Arthur Benjamin calls himself a mathemagician. His mathematical tricks are truly fascinating, and you can experience them for yourself through various videos. He has done a couple of TED talks, including this one.
More recently, he stopped by Huffington Post to give a peek into some of the tricks in his new book The Magic of Math.
As I watched his “explanation” of how he squares the numbers, I was not completely satisfied. Sure, it’s cool that a magician revealed his secret, but I wanted to know the why and not just the how. So, I used a little algebra.
Arthur started his explanation with the number 12. He went down to an easy number, 10. Since he had to go down 2 to get from 12 to 10, he then went up 2 to go from 12 to 14. He multiplied 10 and 14. Then, he added the square of the amount he had to go up and down.

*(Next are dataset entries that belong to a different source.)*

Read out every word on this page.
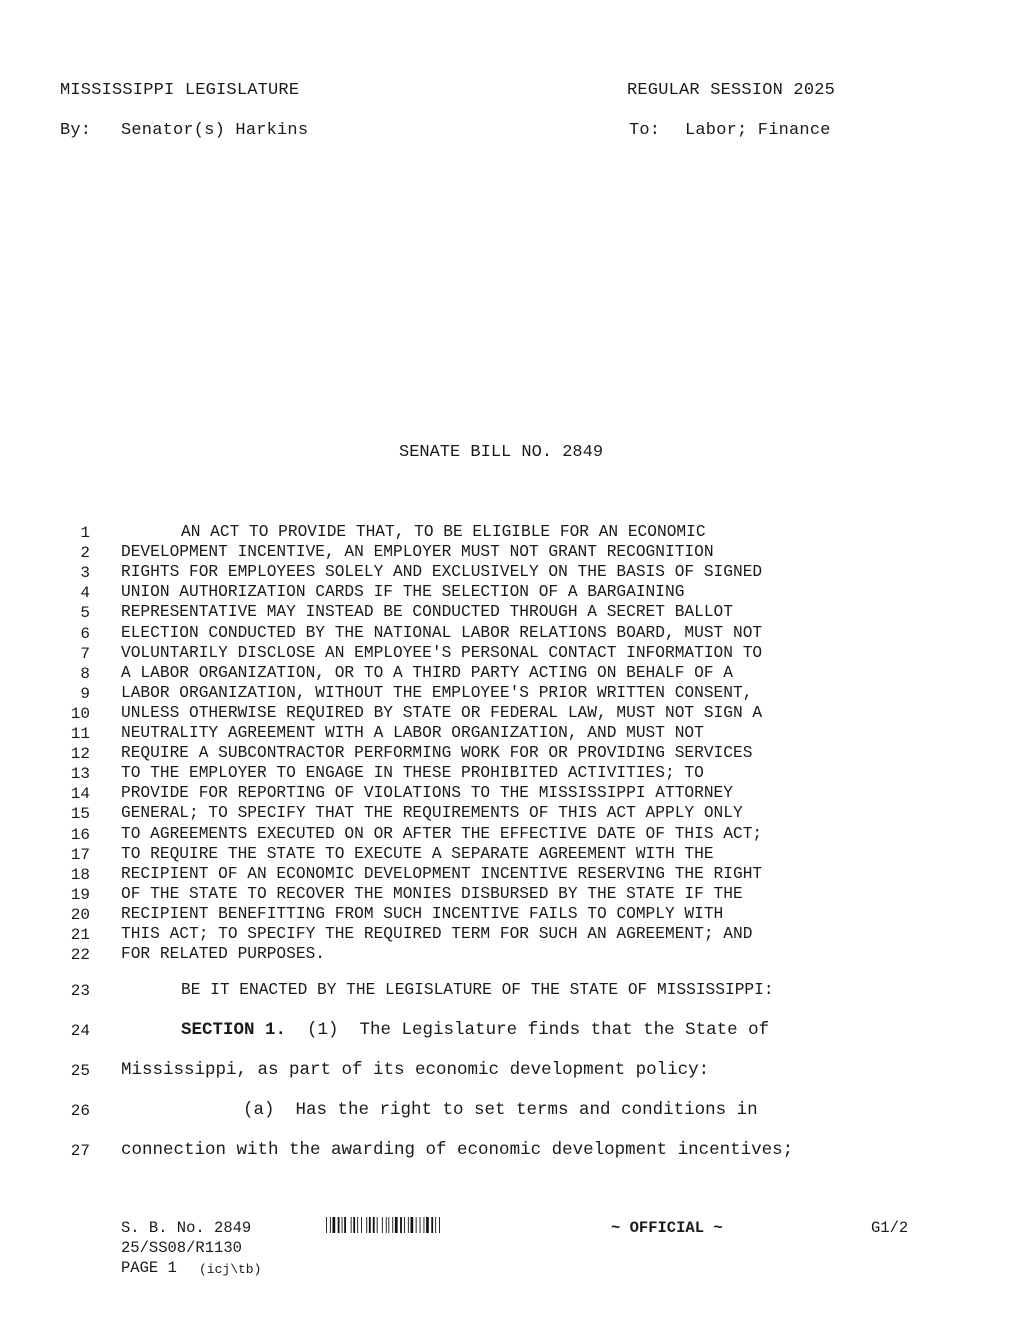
MISSISSIPPI LEGISLATURE	REGULAR SESSION 2025
By: Senator(s) Harkins	To: Labor; Finance
SENATE BILL NO. 2849
1	AN ACT TO PROVIDE THAT, TO BE ELIGIBLE FOR AN ECONOMIC
2 DEVELOPMENT INCENTIVE, AN EMPLOYER MUST NOT GRANT RECOGNITION
3 RIGHTS FOR EMPLOYEES SOLELY AND EXCLUSIVELY ON THE BASIS OF SIGNED
4 UNION AUTHORIZATION CARDS IF THE SELECTION OF A BARGAINING
5 REPRESENTATIVE MAY INSTEAD BE CONDUCTED THROUGH A SECRET BALLOT
6 ELECTION CONDUCTED BY THE NATIONAL LABOR RELATIONS BOARD, MUST NOT
7 VOLUNTARILY DISCLOSE AN EMPLOYEE'S PERSONAL CONTACT INFORMATION TO
8 A LABOR ORGANIZATION, OR TO A THIRD PARTY ACTING ON BEHALF OF A
9 LABOR ORGANIZATION, WITHOUT THE EMPLOYEE'S PRIOR WRITTEN CONSENT,
10 UNLESS OTHERWISE REQUIRED BY STATE OR FEDERAL LAW, MUST NOT SIGN A
11 NEUTRALITY AGREEMENT WITH A LABOR ORGANIZATION, AND MUST NOT
12 REQUIRE A SUBCONTRACTOR PERFORMING WORK FOR OR PROVIDING SERVICES
13 TO THE EMPLOYER TO ENGAGE IN THESE PROHIBITED ACTIVITIES; TO
14 PROVIDE FOR REPORTING OF VIOLATIONS TO THE MISSISSIPPI ATTORNEY
15 GENERAL; TO SPECIFY THAT THE REQUIREMENTS OF THIS ACT APPLY ONLY
16 TO AGREEMENTS EXECUTED ON OR AFTER THE EFFECTIVE DATE OF THIS ACT;
17 TO REQUIRE THE STATE TO EXECUTE A SEPARATE AGREEMENT WITH THE
18 RECIPIENT OF AN ECONOMIC DEVELOPMENT INCENTIVE RESERVING THE RIGHT
19 OF THE STATE TO RECOVER THE MONIES DISBURSED BY THE STATE IF THE
20 RECIPIENT BENEFITTING FROM SUCH INCENTIVE FAILS TO COMPLY WITH
21 THIS ACT; TO SPECIFY THE REQUIRED TERM FOR SUCH AN AGREEMENT; AND
22 FOR RELATED PURPOSES.
23	BE IT ENACTED BY THE LEGISLATURE OF THE STATE OF MISSISSIPPI:
24	SECTION 1.  (1)  The Legislature finds that the State of
25 Mississippi, as part of its economic development policy:
26	(a)  Has the right to set terms and conditions in
27 connection with the awarding of economic development incentives;
S. B. No. 2849	~ OFFICIAL ~	G1/2
25/SS08/R1130
PAGE 1 (icj\tb)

So, that’s 4. The result was the answer. He next did the process with 97. Sure enough, it worked! But, how? And does it work with any real number?
I did a little algebra and now see the why, and it does work with any real number.
Let x = the number you are squaring. Let n = amount you have to go up and down from x. You multiply (x + n) and (x – n). Many of you likely recognize the difference of squares. x^2 – n^2. Now, he added the square of that difference or n^2. Well, this gives us x^2 – n^2 + n^2 = x^2. This is exactly what we are trying to find!
Often, these mathematical parlor tricks can be seen with some variables and a little bit of algebra. I hope that I didn’t disappoint anyone by revealing the secret, but I am not a magician and figure it is okay.